# Anyone know of Overseas rallies-tours created by M/H members



## gdleeds (Mar 15, 2008)

Hi All,

Been looking at some `commercial` European tours that seem very popular despite the cost!
Just wondered if any members had thought to create something similar for those independant types who would like to join other like minded souls.

Could be an Ad Hock affair where meets every few days over 2/3 weeks...

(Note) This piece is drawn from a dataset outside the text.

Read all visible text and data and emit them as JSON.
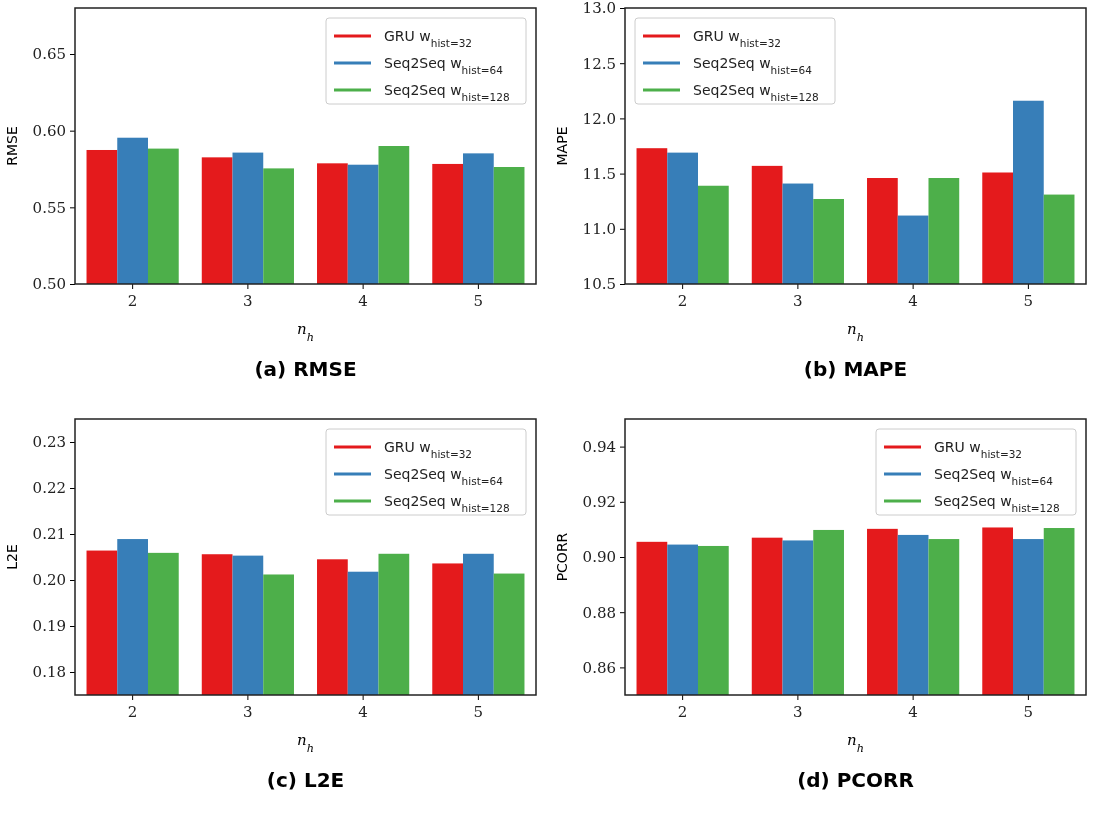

would be interested myself.


----------



## autostratus (May 9, 2005)

*Re: Anyone know of Overseas rallies-tours created by M/H mem*



gdleeds said:


> Hi All,
> 
> Been looking at some `commercial` European tours that seem very popular despite the cost!
> Just wondered if any members had thought to create something similar for those independant types who would like to join other like minded souls.
> ...


Not the answer to your question but the Camping and Caravanning Club run a series of rallies in Spain and Portugal over the winter months.
Some stand in their own right for a length of time, La Manga used to be run for about 5 months I think.
Others follow each other ie as one closes another starts some kilometres away so that members can move around too.

Someone here may well have the detailed information if you ask.


----------



## Zebedee (Oct 3, 2007)

I think it's in the C&CC handbook or associated blurb Gillian.  

I was told about it only yesterday (coincidence) by a friend who's a member.


----------